Research
How do we make functional tissues?
Tissues are made up of diverse, specialized cell types that work together to maintain homeostasis and function. To do this, cells must adapt to constant environmental changes—like nutrient levels, stress, and time. This challenge becomes even greater during embryonic development, when tissues are being generated. Here, populations of stem cells must interpret their signalling environment, adopt specific identities, and move into place to ensure the proper development of functional tissues. Further, these physical changes in tissue structure (morphogenesis) occur alongside internal gene regulatory shifts that define cell fate, posing the question: How do physical morphogenesis and gene regulation interact?

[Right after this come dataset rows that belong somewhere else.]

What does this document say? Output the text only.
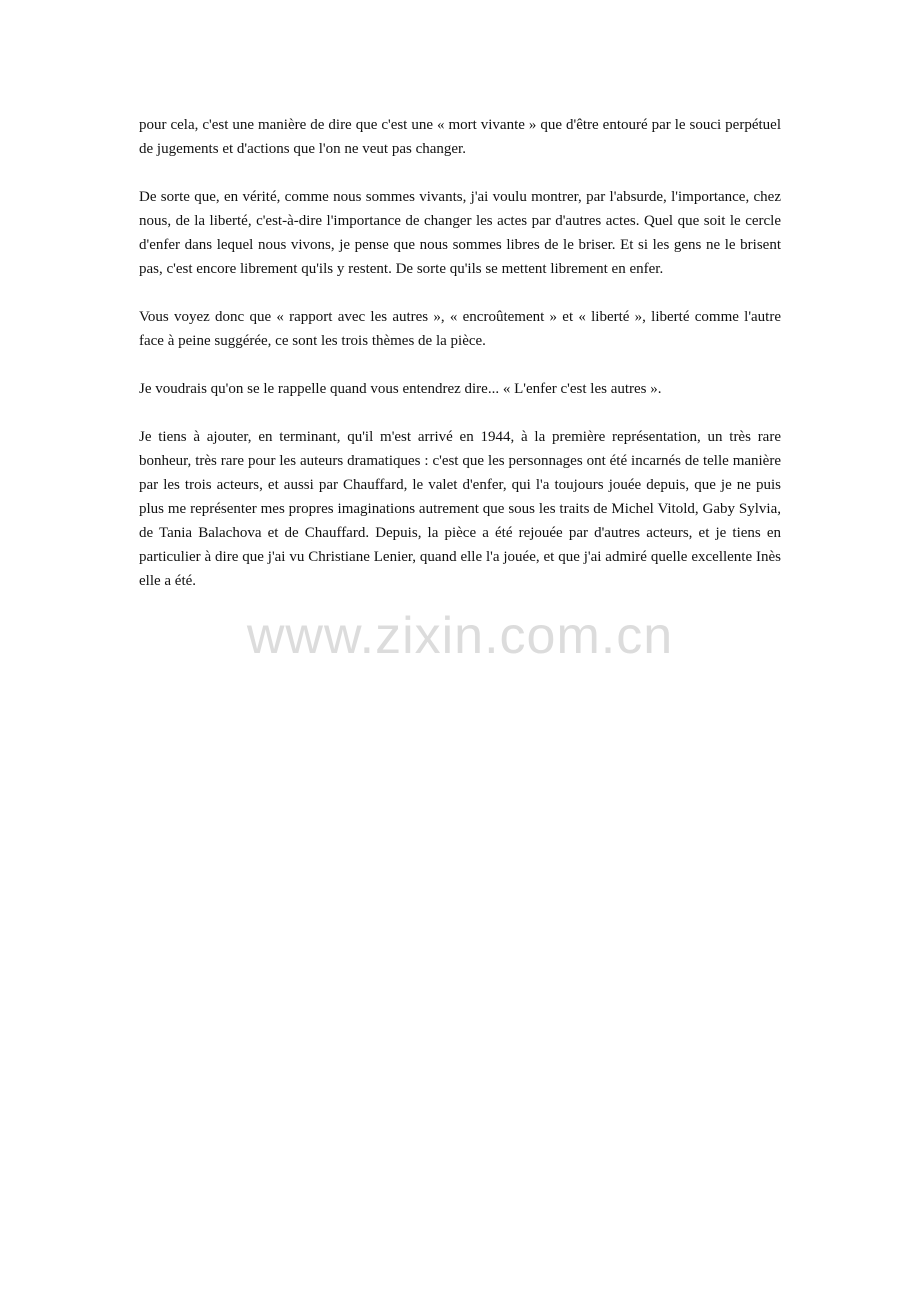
pour cela, c'est une manière de dire que c'est une « mort vivante » que d'être entouré par le souci perpétuel de jugements et d'actions que l'on ne veut pas changer.

De sorte que, en vérité, comme nous sommes vivants, j'ai voulu montrer, par l'absurde, l'importance, chez nous, de la liberté, c'est-à-dire l'importance de changer les actes par d'autres actes. Quel que soit le cercle d'enfer dans lequel nous vivons, je pense que nous sommes libres de le briser. Et si les gens ne le brisent pas, c'est encore librement qu'ils y restent. De sorte qu'ils se mettent librement en enfer.

Vous voyez donc que « rapport avec les autres », « encroûtement » et « liberté », liberté comme l'autre face à peine suggérée, ce sont les trois thèmes de la pièce.

Je voudrais qu'on se le rappelle quand vous entendrez dire... « L'enfer c'est les autres ».

Je tiens à ajouter, en terminant, qu'il m'est arrivé en 1944, à la première représentation, un très rare bonheur, très rare pour les auteurs dramatiques : c'est que les personnages ont été incarnés de telle manière par les trois acteurs, et aussi par Chauffard, le valet d'enfer, qui l'a toujours jouée depuis, que je ne puis plus me représenter mes propres imaginations autrement que sous les traits de Michel Vitold, Gaby Sylvia, de Tania Balachova et de Chauffard. Depuis, la pièce a été rejouée par d'autres acteurs, et je tiens en particulier à dire que j'ai vu Christiane Lenier, quand elle l'a jouée, et que j'ai admiré quelle excellente Inès elle a été.

www.zixin.com.cn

Our lab addresses this by studying how stem cells maintain a permissive epigenetic state to precisely control gene expression and fate decisions amid changing signals and tissue shapes. Using the developing neural tube as a model—an organ that undergoes extensive morphogenesis and generates diverse nervous system cell types—we explore the feedback between intrinsic cell states and their environment.
By combining in vivo studies in chick embryos with in vitro human stem cell models, we investigate tissue formation across scales to reveal key developmental mechanisms and inform tissue engineering and regenerative medicine.
Ongoing projects
Connecting transcription to environment
One way cells interpret complex external environments is by maintaining an epigenetic state poised to respond to signals across cellular and tissue levels. Neural tube progenitors use bivalently marked genes to rapidly initiate transcription in response to signals and inform cell fate. But how does this occur? What epigenetic machinery needs to be in place? How many morphogenic signals can be interpreted at once?
Buffering against changing environments
The neural tube forms through two morphogenetic processes depending on developmental timing: early primary neurulation and later secondary neurulation. In the former, stem cells roll from an epithelial plate into a tube; in the latter, they condense into a cord, epithelialize, and form a lumen. Both cases result in the acquisition of neural fate and formation of a tube. This raises key questions: How do cells ensure the robust formation of a tube from different starting points? How are the same cell types made and organized properly? Can we use this knowledge to build tissues in a dish?